Si nous prenons un virage ambulatoire sans en tirer les conséquences en matière d'organisation hospitalière, nous continuerons à financer des moyens en ayant transféré les charges sur d'autres professionnels - par conséquent, sans tirer le bénéfice de ce transfert. Nous sommes en train d'initier un mouvement consensuel, incitant à ne recourir aux établissements de soin que lorsque cela s'impose. Nous n'avons pas encore réussi à stabiliser les effectifs hospitaliers, mais la démarche a commencé il y a un an seulement.

La Cour des comptes estime avec raison que l'Ondam est trop élevé pour réduire les déficits. Le premier problème auquel nous sommes cependant confrontés est celui d'une croissance atone. Pour le reste, des choix politiques extrêmement forts seraient nécessaires.

L'assurance maladie s'est efforcée de contribuer à l'équilibre d'ensemble du système : nous avons réduits nos effectifs de 16 000 équivalents temps plein sur 85 000 sur la période 2004-2014 et nous venons de prendre un nouvel engagement pour 4 500 emplois de moins, contribuant ainsi au financement de 20 000 postes d'infirmières et de 10 000 postes de kinésithérapeutes. Nous participons activement aux efforts ! Si l'efficience du système de soins est une chose, celle de sa gestion n'est pas une question taboue.

Dans le cadre de nos relations avec les organismes complémentaires, nous avons évoqué le coût de gestion global du système. C'est une réalité française : afin de réduire ce coût, il convient que l'ensemble des régimes s'associent pour atteindre un équilibre.

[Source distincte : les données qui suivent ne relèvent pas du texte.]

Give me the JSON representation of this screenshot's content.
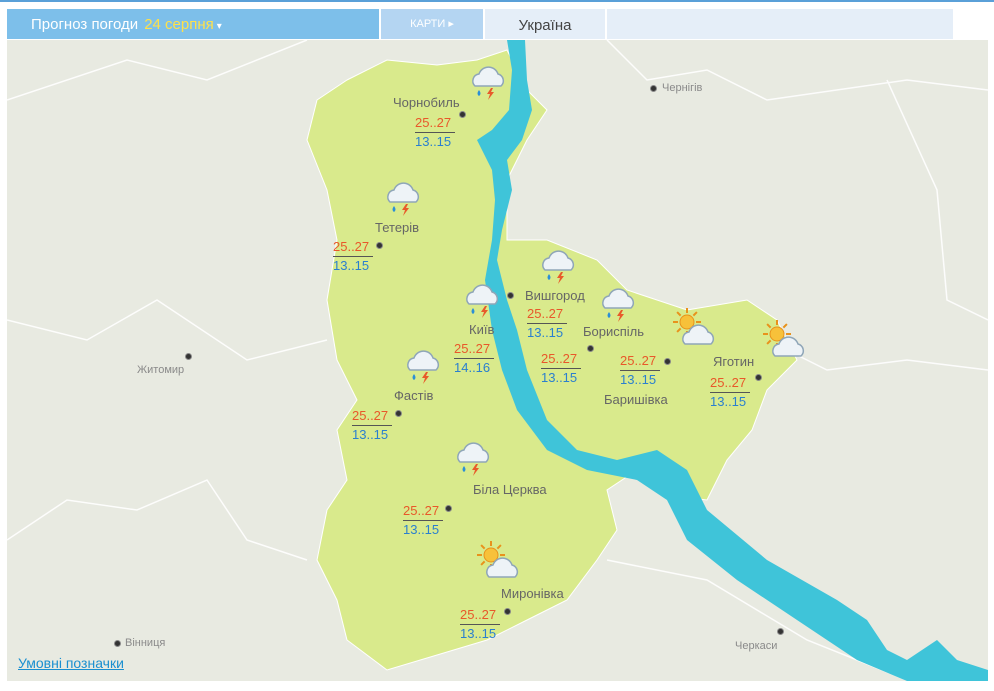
{
  "header": {
    "title": "Прогноз погоди",
    "date": "24 серпня",
    "maps_tab": "КАРТИ",
    "region_tab": "Україна"
  },
  "colors": {
    "region": "#d9ea8c",
    "river": "#3fc4d9",
    "header": "#7dbfea",
    "hi_temp": "#e8582a",
    "lo_temp": "#2a7fcf"
  },
  "forecasts": [
    {
      "city": "Чорнобиль",
      "hi": "25..27",
      "lo": "13..15",
      "icon": "cloud-rain-thunder"
    },
    {
      "city": "Тетерів",
      "hi": "25..27",
      "lo": "13..15",
      "icon": "cloud-rain-thunder"
    },
    {
      "city": "Вишгород",
      "hi": "25..27",
      "lo": "13..15",
      "icon": "cloud-rain-thunder"
    },
    {
      "city": "Київ",
      "hi": "25..27",
      "lo": "14..16",
      "icon": "cloud-rain-thunder"
    },
    {
      "city": "Бориспіль",
      "hi": "25..27",
      "lo": "13..15",
      "icon": "cloud-rain-thunder"
    },
    {
      "city": "Баришівка",
      "hi": "25..27",
      "lo": "13..15",
      "icon": "sun-cloud"
    },
    {
      "city": "Яготин",
      "hi": "25..27",
      "lo": "13..15",
      "icon": "sun-cloud"
    },
    {
      "city": "Фастів",
      "hi": "25..27",
      "lo": "13..15",
      "icon": "cloud-rain-thunder"
    },
    {
      "city": "Біла Церква",
      "hi": "25..27",
      "lo": "13..15",
      "icon": "cloud-rain-thunder"
    },
    {
      "city": "Миронівка",
      "hi": "25..27",
      "lo": "13..15",
      "icon": "sun-cloud"
    }
  ],
  "other_cities": [
    "Чернігів",
    "Житомир",
    "Черкаси",
    "Вінниця"
  ],
  "legend_link": "Умовні позначки"
}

Quant à la délégation de gestion du tiers payant, le Gouvernement a donné la priorité à l'aide à la complémentaire santé (ACS), autrement dit au tiers payant social. Nous avons proposé de retenir la solution déjà appliquée pour la CMU complémentaire : dans l'appel d'offre prochain, une interface sera demandée afin que le contrat ACS apparaisse à la lecture de la carte Vitale, comme les médecins le demandent depuis longtemps. L'assurance maladie de base assurera alors le tiers payant pour la totalité, sauf pour les assurés souhaitant une intervention directe de leur organisme complémentaire. Nous recouvrerons ensuite la part complémentaire auprès de ces organismes en fonction des normes Noemie. La première étape concerne l'ACS : pour le reste, le schéma n'est pas définitivement arrêté.

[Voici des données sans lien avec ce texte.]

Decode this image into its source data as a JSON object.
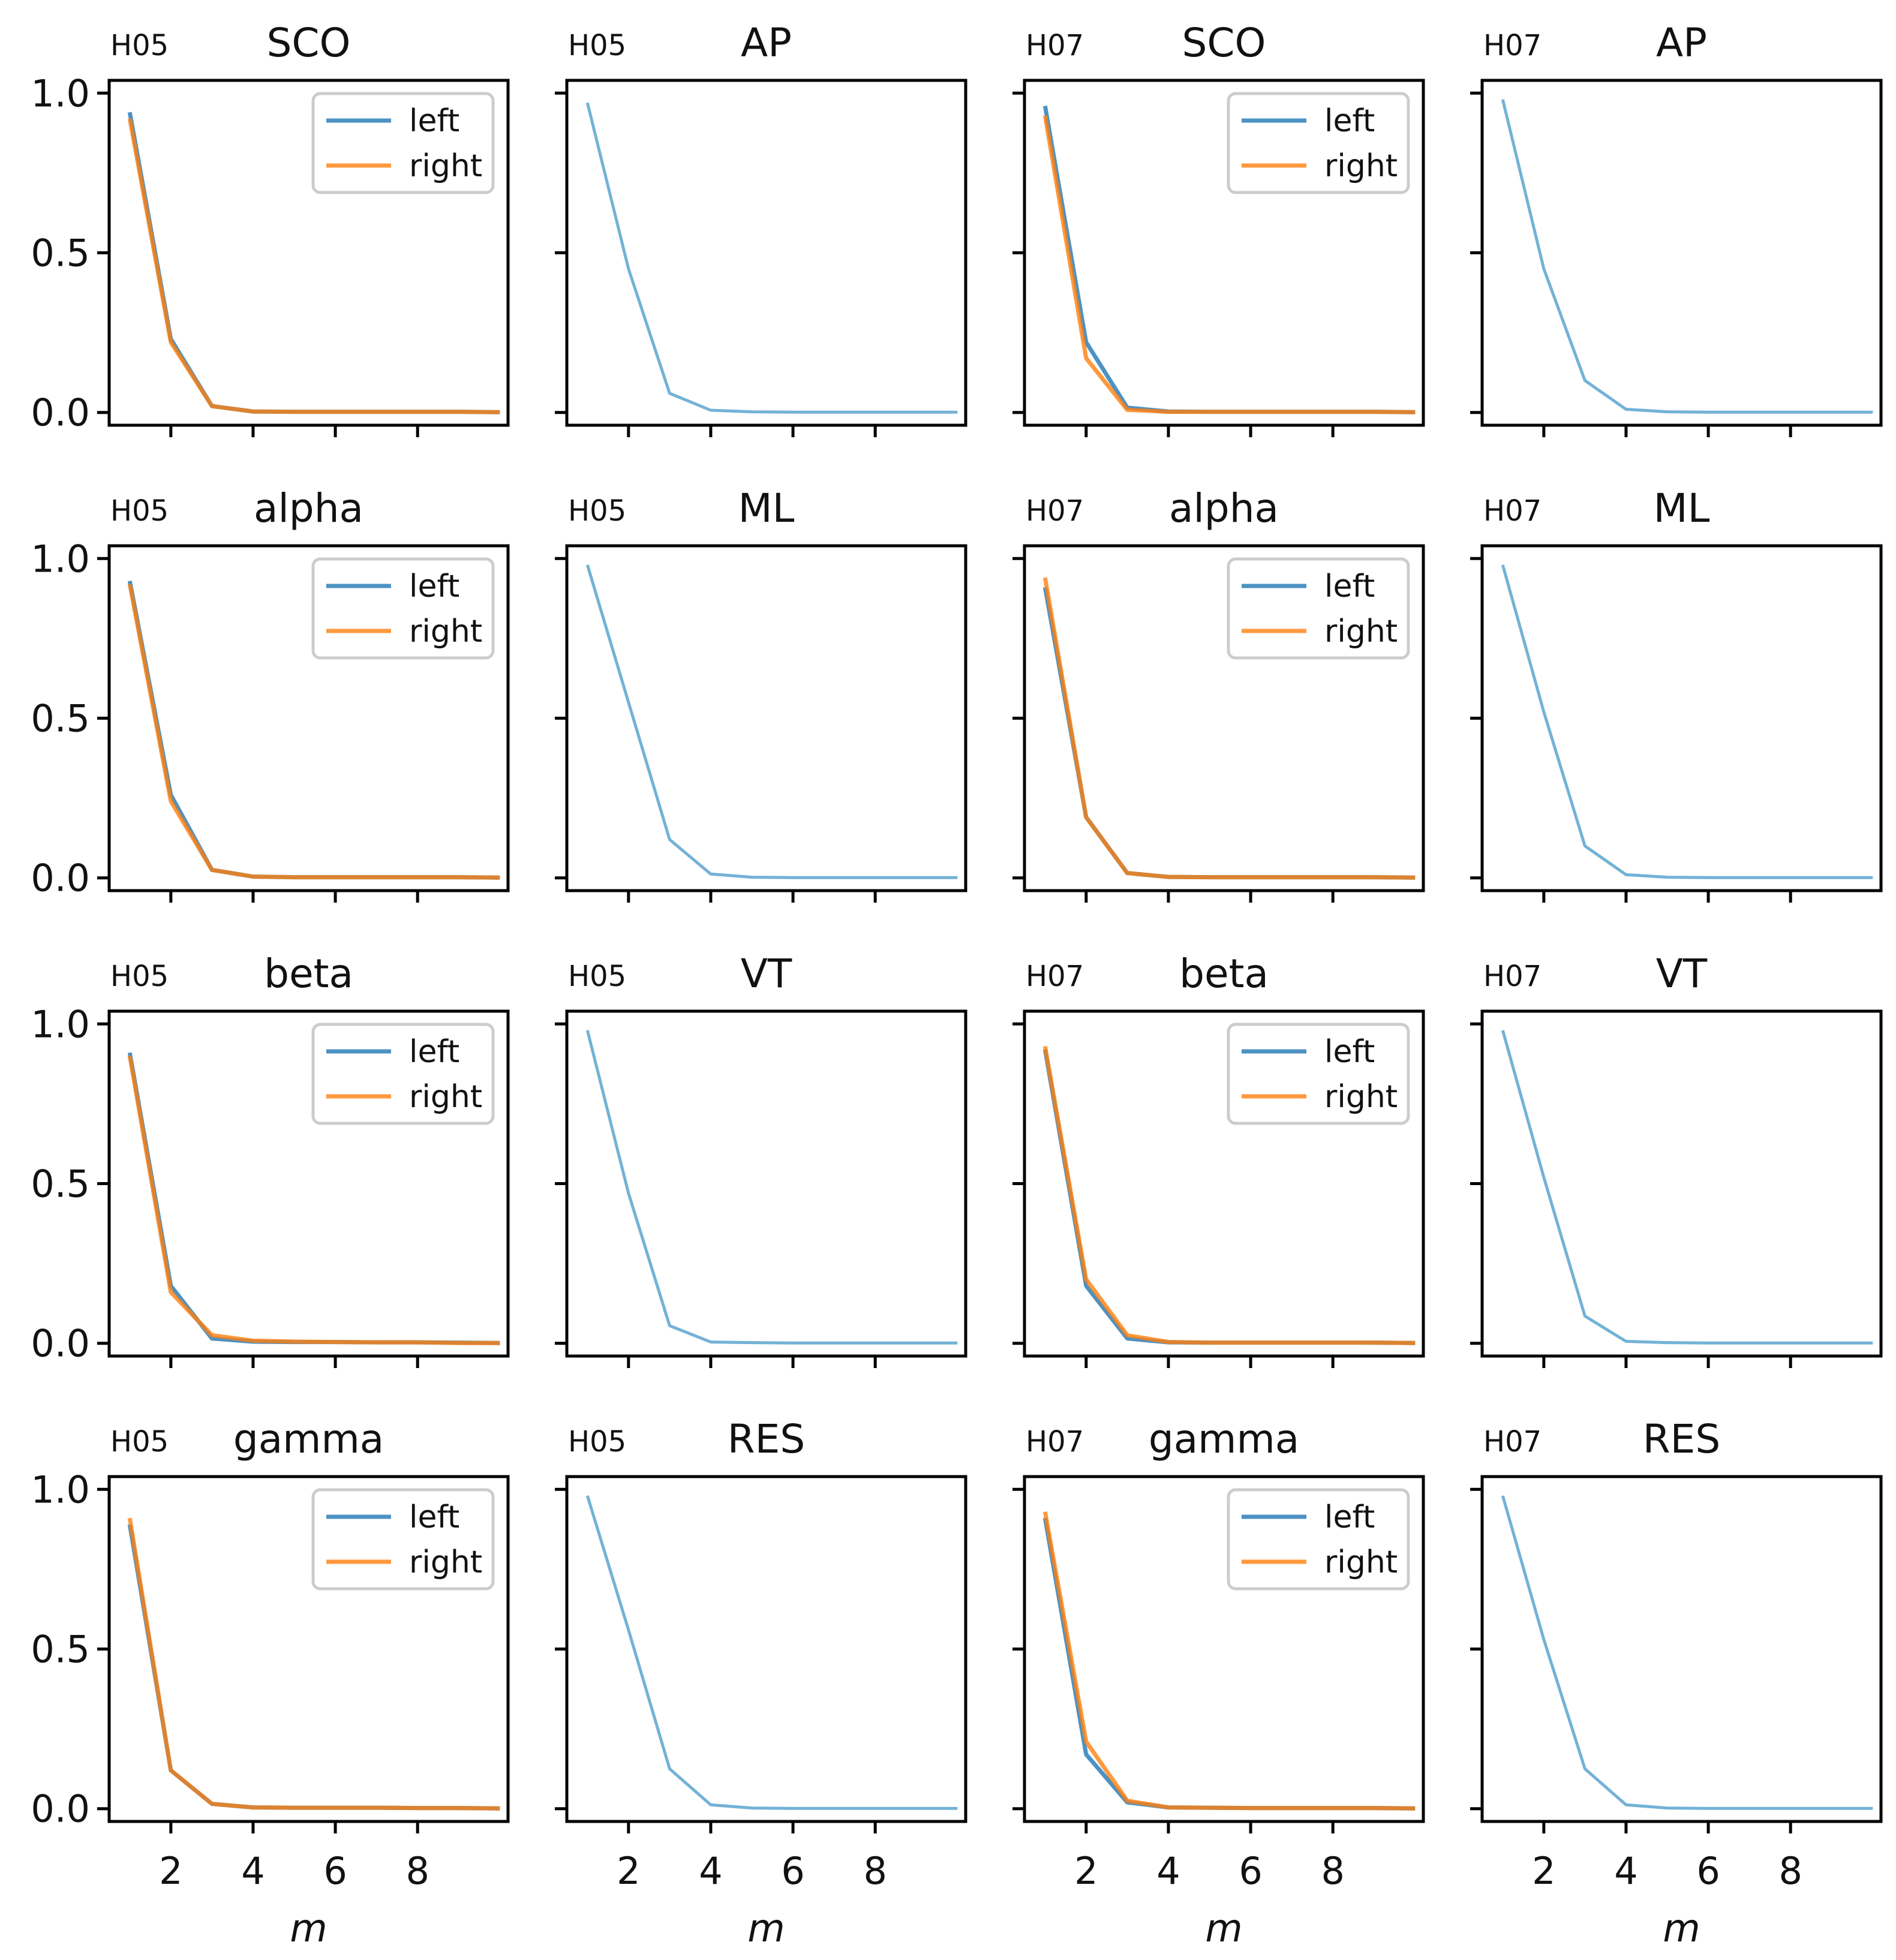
{
  "figure": {
    "colors": {
      "left": "#1f77b4",
      "right": "#ff7f0e",
      "single": "#5aa5cf"
    },
    "xlabel": "m",
    "x_ticks": [
      2,
      4,
      6,
      8
    ],
    "y_ticks": [
      "1.0",
      "0.5",
      "0.0"
    ]
  },
  "chart_data": [
    {
      "id": "r0c0",
      "type": "line",
      "prefix": "H05",
      "title": "SCO",
      "xlim": [
        0.5,
        10.2
      ],
      "ylim": [
        -0.04,
        1.04
      ],
      "legend": [
        "left",
        "right"
      ],
      "series": [
        {
          "name": "left",
          "x": [
            1,
            2,
            3,
            4,
            5,
            6,
            7,
            8,
            9,
            10
          ],
          "values": [
            0.94,
            0.23,
            0.02,
            0.003,
            0.002,
            0.002,
            0.002,
            0.002,
            0.002,
            0.001
          ]
        },
        {
          "name": "right",
          "x": [
            1,
            2,
            3,
            4,
            5,
            6,
            7,
            8,
            9,
            10
          ],
          "values": [
            0.92,
            0.22,
            0.02,
            0.003,
            0.002,
            0.002,
            0.002,
            0.002,
            0.002,
            0.001
          ]
        }
      ]
    },
    {
      "id": "r0c1",
      "type": "line",
      "prefix": "H05",
      "title": "AP",
      "xlim": [
        0.5,
        10.2
      ],
      "ylim": [
        -0.04,
        1.04
      ],
      "legend": [],
      "series": [
        {
          "name": "",
          "x": [
            1,
            2,
            3,
            4,
            5,
            6,
            7,
            8,
            9,
            10
          ],
          "values": [
            0.97,
            0.45,
            0.06,
            0.007,
            0.002,
            0.001,
            0.001,
            0.001,
            0.001,
            0.001
          ]
        }
      ]
    },
    {
      "id": "r0c2",
      "type": "line",
      "prefix": "H07",
      "title": "SCO",
      "xlim": [
        0.5,
        10.2
      ],
      "ylim": [
        -0.04,
        1.04
      ],
      "legend": [
        "left",
        "right"
      ],
      "series": [
        {
          "name": "left",
          "x": [
            1,
            2,
            3,
            4,
            5,
            6,
            7,
            8,
            9,
            10
          ],
          "values": [
            0.96,
            0.22,
            0.015,
            0.003,
            0.002,
            0.002,
            0.002,
            0.002,
            0.002,
            0.001
          ]
        },
        {
          "name": "right",
          "x": [
            1,
            2,
            3,
            4,
            5,
            6,
            7,
            8,
            9,
            10
          ],
          "values": [
            0.93,
            0.17,
            0.008,
            0.002,
            0.002,
            0.002,
            0.002,
            0.002,
            0.002,
            0.001
          ]
        }
      ]
    },
    {
      "id": "r0c3",
      "type": "line",
      "prefix": "H07",
      "title": "AP",
      "xlim": [
        0.5,
        10.2
      ],
      "ylim": [
        -0.04,
        1.04
      ],
      "legend": [],
      "series": [
        {
          "name": "",
          "x": [
            1,
            2,
            3,
            4,
            5,
            6,
            7,
            8,
            9,
            10
          ],
          "values": [
            0.98,
            0.45,
            0.1,
            0.01,
            0.002,
            0.001,
            0.001,
            0.001,
            0.001,
            0.001
          ]
        }
      ]
    },
    {
      "id": "r1c0",
      "type": "line",
      "prefix": "H05",
      "title": "alpha",
      "xlim": [
        0.5,
        10.2
      ],
      "ylim": [
        -0.04,
        1.04
      ],
      "legend": [
        "left",
        "right"
      ],
      "series": [
        {
          "name": "left",
          "x": [
            1,
            2,
            3,
            4,
            5,
            6,
            7,
            8,
            9,
            10
          ],
          "values": [
            0.93,
            0.26,
            0.025,
            0.004,
            0.002,
            0.002,
            0.002,
            0.002,
            0.002,
            0.001
          ]
        },
        {
          "name": "right",
          "x": [
            1,
            2,
            3,
            4,
            5,
            6,
            7,
            8,
            9,
            10
          ],
          "values": [
            0.92,
            0.24,
            0.025,
            0.004,
            0.002,
            0.002,
            0.002,
            0.002,
            0.002,
            0.001
          ]
        }
      ]
    },
    {
      "id": "r1c1",
      "type": "line",
      "prefix": "H05",
      "title": "ML",
      "xlim": [
        0.5,
        10.2
      ],
      "ylim": [
        -0.04,
        1.04
      ],
      "legend": [],
      "series": [
        {
          "name": "",
          "x": [
            1,
            2,
            3,
            4,
            5,
            6,
            7,
            8,
            9,
            10
          ],
          "values": [
            0.98,
            0.55,
            0.12,
            0.012,
            0.002,
            0.001,
            0.001,
            0.001,
            0.001,
            0.001
          ]
        }
      ]
    },
    {
      "id": "r1c2",
      "type": "line",
      "prefix": "H07",
      "title": "alpha",
      "xlim": [
        0.5,
        10.2
      ],
      "ylim": [
        -0.04,
        1.04
      ],
      "legend": [
        "left",
        "right"
      ],
      "series": [
        {
          "name": "left",
          "x": [
            1,
            2,
            3,
            4,
            5,
            6,
            7,
            8,
            9,
            10
          ],
          "values": [
            0.91,
            0.19,
            0.015,
            0.003,
            0.002,
            0.002,
            0.002,
            0.002,
            0.002,
            0.001
          ]
        },
        {
          "name": "right",
          "x": [
            1,
            2,
            3,
            4,
            5,
            6,
            7,
            8,
            9,
            10
          ],
          "values": [
            0.94,
            0.19,
            0.015,
            0.003,
            0.002,
            0.002,
            0.002,
            0.002,
            0.002,
            0.001
          ]
        }
      ]
    },
    {
      "id": "r1c3",
      "type": "line",
      "prefix": "H07",
      "title": "ML",
      "xlim": [
        0.5,
        10.2
      ],
      "ylim": [
        -0.04,
        1.04
      ],
      "legend": [],
      "series": [
        {
          "name": "",
          "x": [
            1,
            2,
            3,
            4,
            5,
            6,
            7,
            8,
            9,
            10
          ],
          "values": [
            0.98,
            0.52,
            0.1,
            0.01,
            0.002,
            0.001,
            0.001,
            0.001,
            0.001,
            0.001
          ]
        }
      ]
    },
    {
      "id": "r2c0",
      "type": "line",
      "prefix": "H05",
      "title": "beta",
      "xlim": [
        0.5,
        10.2
      ],
      "ylim": [
        -0.04,
        1.04
      ],
      "legend": [
        "left",
        "right"
      ],
      "series": [
        {
          "name": "left",
          "x": [
            1,
            2,
            3,
            4,
            5,
            6,
            7,
            8,
            9,
            10
          ],
          "values": [
            0.91,
            0.18,
            0.015,
            0.005,
            0.004,
            0.004,
            0.003,
            0.003,
            0.002,
            0.001
          ]
        },
        {
          "name": "right",
          "x": [
            1,
            2,
            3,
            4,
            5,
            6,
            7,
            8,
            9,
            10
          ],
          "values": [
            0.9,
            0.16,
            0.025,
            0.008,
            0.005,
            0.004,
            0.003,
            0.003,
            0.001,
            0.001
          ]
        }
      ]
    },
    {
      "id": "r2c1",
      "type": "line",
      "prefix": "H05",
      "title": "VT",
      "xlim": [
        0.5,
        10.2
      ],
      "ylim": [
        -0.04,
        1.04
      ],
      "legend": [],
      "series": [
        {
          "name": "",
          "x": [
            1,
            2,
            3,
            4,
            5,
            6,
            7,
            8,
            9,
            10
          ],
          "values": [
            0.98,
            0.47,
            0.055,
            0.004,
            0.002,
            0.001,
            0.001,
            0.001,
            0.001,
            0.001
          ]
        }
      ]
    },
    {
      "id": "r2c2",
      "type": "line",
      "prefix": "H07",
      "title": "beta",
      "xlim": [
        0.5,
        10.2
      ],
      "ylim": [
        -0.04,
        1.04
      ],
      "legend": [
        "left",
        "right"
      ],
      "series": [
        {
          "name": "left",
          "x": [
            1,
            2,
            3,
            4,
            5,
            6,
            7,
            8,
            9,
            10
          ],
          "values": [
            0.92,
            0.18,
            0.015,
            0.003,
            0.002,
            0.002,
            0.002,
            0.002,
            0.002,
            0.001
          ]
        },
        {
          "name": "right",
          "x": [
            1,
            2,
            3,
            4,
            5,
            6,
            7,
            8,
            9,
            10
          ],
          "values": [
            0.93,
            0.2,
            0.025,
            0.004,
            0.002,
            0.002,
            0.002,
            0.002,
            0.002,
            0.001
          ]
        }
      ]
    },
    {
      "id": "r2c3",
      "type": "line",
      "prefix": "H07",
      "title": "VT",
      "xlim": [
        0.5,
        10.2
      ],
      "ylim": [
        -0.04,
        1.04
      ],
      "legend": [],
      "series": [
        {
          "name": "",
          "x": [
            1,
            2,
            3,
            4,
            5,
            6,
            7,
            8,
            9,
            10
          ],
          "values": [
            0.98,
            0.52,
            0.085,
            0.006,
            0.002,
            0.001,
            0.001,
            0.001,
            0.001,
            0.001
          ]
        }
      ]
    },
    {
      "id": "r3c0",
      "type": "line",
      "prefix": "H05",
      "title": "gamma",
      "xlim": [
        0.5,
        10.2
      ],
      "ylim": [
        -0.04,
        1.04
      ],
      "legend": [
        "left",
        "right"
      ],
      "series": [
        {
          "name": "left",
          "x": [
            1,
            2,
            3,
            4,
            5,
            6,
            7,
            8,
            9,
            10
          ],
          "values": [
            0.89,
            0.12,
            0.015,
            0.004,
            0.003,
            0.003,
            0.003,
            0.002,
            0.002,
            0.001
          ]
        },
        {
          "name": "right",
          "x": [
            1,
            2,
            3,
            4,
            5,
            6,
            7,
            8,
            9,
            10
          ],
          "values": [
            0.91,
            0.12,
            0.015,
            0.004,
            0.003,
            0.003,
            0.003,
            0.002,
            0.002,
            0.001
          ]
        }
      ]
    },
    {
      "id": "r3c1",
      "type": "line",
      "prefix": "H05",
      "title": "RES",
      "xlim": [
        0.5,
        10.2
      ],
      "ylim": [
        -0.04,
        1.04
      ],
      "legend": [],
      "series": [
        {
          "name": "",
          "x": [
            1,
            2,
            3,
            4,
            5,
            6,
            7,
            8,
            9,
            10
          ],
          "values": [
            0.98,
            0.56,
            0.125,
            0.012,
            0.002,
            0.001,
            0.001,
            0.001,
            0.001,
            0.001
          ]
        }
      ]
    },
    {
      "id": "r3c2",
      "type": "line",
      "prefix": "H07",
      "title": "gamma",
      "xlim": [
        0.5,
        10.2
      ],
      "ylim": [
        -0.04,
        1.04
      ],
      "legend": [
        "left",
        "right"
      ],
      "series": [
        {
          "name": "left",
          "x": [
            1,
            2,
            3,
            4,
            5,
            6,
            7,
            8,
            9,
            10
          ],
          "values": [
            0.91,
            0.17,
            0.02,
            0.004,
            0.003,
            0.002,
            0.002,
            0.002,
            0.002,
            0.001
          ]
        },
        {
          "name": "right",
          "x": [
            1,
            2,
            3,
            4,
            5,
            6,
            7,
            8,
            9,
            10
          ],
          "values": [
            0.93,
            0.21,
            0.025,
            0.004,
            0.003,
            0.002,
            0.002,
            0.002,
            0.002,
            0.001
          ]
        }
      ]
    },
    {
      "id": "r3c3",
      "type": "line",
      "prefix": "H07",
      "title": "RES",
      "xlim": [
        0.5,
        10.2
      ],
      "ylim": [
        -0.04,
        1.04
      ],
      "legend": [],
      "series": [
        {
          "name": "",
          "x": [
            1,
            2,
            3,
            4,
            5,
            6,
            7,
            8,
            9,
            10
          ],
          "values": [
            0.98,
            0.53,
            0.125,
            0.012,
            0.002,
            0.001,
            0.001,
            0.001,
            0.001,
            0.001
          ]
        }
      ]
    }
  ]
}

Différents dispositifs ont été créés pour soutenir l'installation des praticiens dans les zones sous-denses : des aides conventionnelles d'abord, puis un système de praticiens territoriaux. MG France trouve ces solutions complexes et préfèrerait l'instauration de forfaits modulables en fonction des zones d'installation, système plus simple peut-être mais pas forcément moins coûteux. A vouloir éviter les remous, on donne toujours plus, et l'on prend le risque de cibler moins bien les zones... Les forfaits ne représentent aujourd'hui que 12 % de la rémunération, or il est nécessaire de garantir l'activité de ces praticiens territoriaux dans les premiers temps de leur installation. La proposition de MG France est néanmoins envisageable, sous la condition d'une bonne articulation entre le dispositif mis en oeuvre par le Gouvernement et la négociation conventionnelle.